Niña de Fuego (Warner Music Latina 513004, 2008)
It was the flamenco feel that I first caught upon listening to Spain’s Concha Buika, but I soon found that “La Falsa Moneda,” the first track on her new album Niña de Fuego, was reminding me a lot of the Afro-Peruvian shuffle of Susana Baca. The second song, “Culpa Mia,” did a similar flamenco-like setup before evolving into something more along the lines of salsa. And I thought the third, the minimally melancholic “Mienteme Bien” sounded a lot like Portuguese fado with piano instead of guitar. I guess what I’m trying to say here is that this strikingly heartfelt CD by a Spanish singer with Equatorial Guinean roots does indeed use flamenco as its base of operations while going in some other intriguing directions also.

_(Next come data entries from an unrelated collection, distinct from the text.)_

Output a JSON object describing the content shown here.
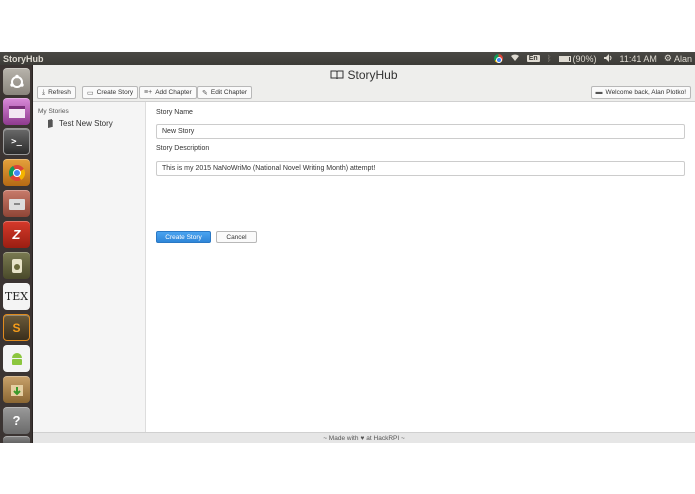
{
  "top_panel": {
    "app_name": "StoryHub",
    "keyboard_layout": "En",
    "battery_text": "(90%)",
    "battery_level": 0.9,
    "clock": "11:41 AM",
    "user": "Alan"
  },
  "launcher": {
    "icons": [
      "ubuntu-dash-icon",
      "workspace-icon",
      "terminal-icon",
      "chrome-icon",
      "files-icon",
      "filezilla-icon",
      "audio-icon",
      "tex-icon",
      "sublime-icon",
      "android-icon",
      "archive-icon",
      "help-icon",
      "trash-icon"
    ]
  },
  "app": {
    "title": "StoryHub"
  },
  "toolbar": {
    "refresh_label": "Refresh",
    "create_story_label": "Create Story",
    "add_chapter_label": "Add Chapter",
    "edit_chapter_label": "Edit Chapter",
    "welcome_label": "Welcome back, Alan Plotko!"
  },
  "sidebar": {
    "heading": "My Stories",
    "items": [
      {
        "label": "Test New Story"
      }
    ]
  },
  "form": {
    "name_label": "Story Name",
    "name_value": "New Story",
    "description_label": "Story Description",
    "description_value": "This is my 2015 NaNoWriMo (National Novel Writing Month) attempt!",
    "create_label": "Create Story",
    "cancel_label": "Cancel"
  },
  "footer": {
    "prefix": "~ Made with",
    "suffix": "at HackRPI ~"
  },
  "colors": {
    "primary": "#2f86d8",
    "launcher_bg": "#3b3432",
    "panel_bg": "#3c3b37"
  }
}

Buika has a slightly gravelly, emotion-drenched voice that she both lets loose and keeps in check (it’s a bit bizarre but somehow not surprising that she once worked as a Tina Turner impersonator). Sparse backing (mainly acoustic guitar, piano, bass and cajon with occasional horns and such) gives the vocals all the space they need as well as providing colors that range from flamenco fusion to smoky jazz to light funk while Buika nails every note and phrase. It soon becomes clear that the cover shot of the artist naked is not about titillation but how the music is pure feeling and no façade. These are songs for a late night, a long drive, a quiet moment or a passionate encounter. Absolutely entrancing from beginning to end.